BY MADI TORTORA
The race to legalize both medical and non-medical, also known as “personal use,” marijuana in Michigan has been set at full speed recently. Several groups, including MILegalize and the Michigan Cannabis Coalition, have set a new standard for petitions when it comes to legalization.
“There has been a general lack of respect for medical marijuana laws across the state,” said Jamie Lowell, a board member for MILegalize and the co-founder of the Third Coast Compassion Center in Ypsilanti. “There is a need to have more clarity and a more substantial policy that really would help to protect people and offer another clear message that people are okay with cannabis being legal and regulated in the state.” These petitions state a clear approach to the legalization of marijuana and its multiple uses.
The two groups have slightly differing approaches, but each are representing the fight to legalize marijuana in Michigan in a way that hasn’t necessarily been seen before. The MILegalize petition brings up the issue of hemp, and advocates for the possession, cultivation, and processing of hemp and products made from hemp.
The Michigan Cannabis Coalition discusses, in it’s language, the creation of an independent board that is staffed by experts in the field of agriculture and the public in general. Both MILegalize and the Michigan Cannabis Coalition have had a clear stance on the taxation of marijuana, which will contribute to things like education, public safety, roads, and transportation.
“This would be the best, most comprehensive, and free-market oriented approach yet,” Lowell said. “So our petition is an evolution of what has happened before and where the consciousness of the people is now, and would be a trailblazer for states for legalization.”
MILegalize believes in putting an end to this investor driven model that is so common in petitions to legalize marijuana. This trend, referred to as “Big Money,” uses only a limited number of distributorships around the state, and essentially form oligopolies that control the entire market. This was one of the main reasons voters in Ohio rejected legalization, according to Lowell.
Support for legalization has grown over the past several years, and approximately 53 percent of Americans believe that it should be legalized, according to the Pew Research Center.
“Americans have rights, and these rights are inherent and unalienable,” said Chuck Ream, member of MILegalize’s board of directors. “Your relationship with nature is an unalienable right.”
Although that is the majority, there are still groups in each state that advocate against the legalization of personal use marijuana. Michigan’s attorney general Bill Schuette has made comments about his stance on legalization in multiple interviews, and stands by his ideals.
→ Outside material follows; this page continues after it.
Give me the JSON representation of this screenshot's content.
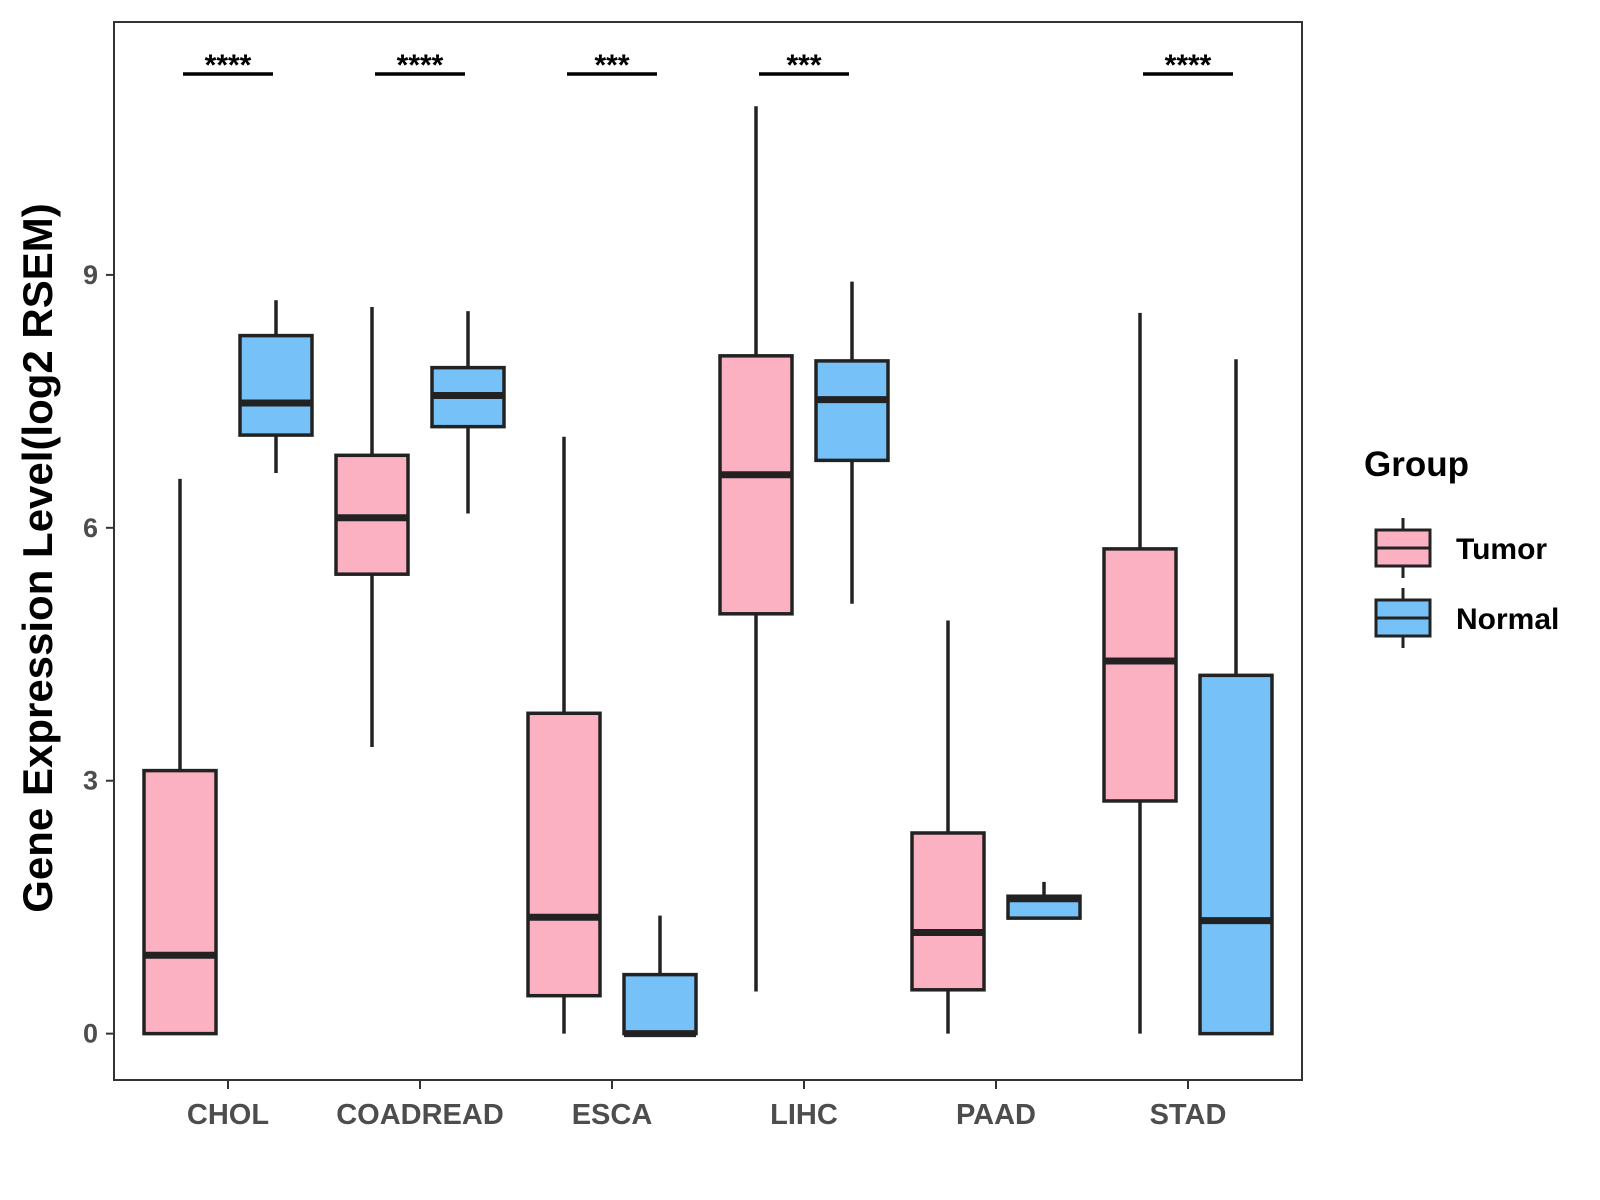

“We should not go down this road of legalizing drugs,” Schuette said to Lansing Television station WILX a few years ago. “It exposes young kids, children, to ever more potent drug use, and I think that’s not good for them in the future.” Many opposers of the legalization of cannabis become potentially worried, because legalization may make it easier for younger people to get ahold of drugs. Even with the petition stating that people must be 21 or older to possess marijuana, there is no way to be certain that this will be upheld.
Many voters in certain cities in Michigan have already voted for the decriminalization of marijuana — including Ann Arbor. Quite a few states, including Colorado, Alaska, Oregon, Washington, and Washington DC have even gone so far as to fully legalize it, although it still remains illegal under federal law.
“Michigan is ready to legalize,” Ream said. “Washtenaw County has been a laboratory for Michigan, with this whole concept of dispensaries, and legalization, and have you heard anyone complaining?”
Needing 80,000-90,000 more signatures to get to the full 253,000 they need to put their petition on the Nov. 2016 ballot, MILegalize’s comprehensive, free-market oriented approach seems to appeal to many people in the area. The goal of MILegalize specifically is to see a major difference in the amount of jobs and business opportunities brought to Ann Arbor, a drop in crime rate due to law enforcement focusing more on crime and having more time and money to do so, and the addition of revenue to the government with the help of taxes going up to a projected 200 million to go to the state, explained Ream.
Lowell shows appreciation to the states that have already announced full legalization.
“They really helped us let citizens know that legalization can happen and the sky won’t fall, and children won’t spontaneously implode,” Lowell said. “The activity happens anyway, let’s just try and take some control of it and benefit everybody.”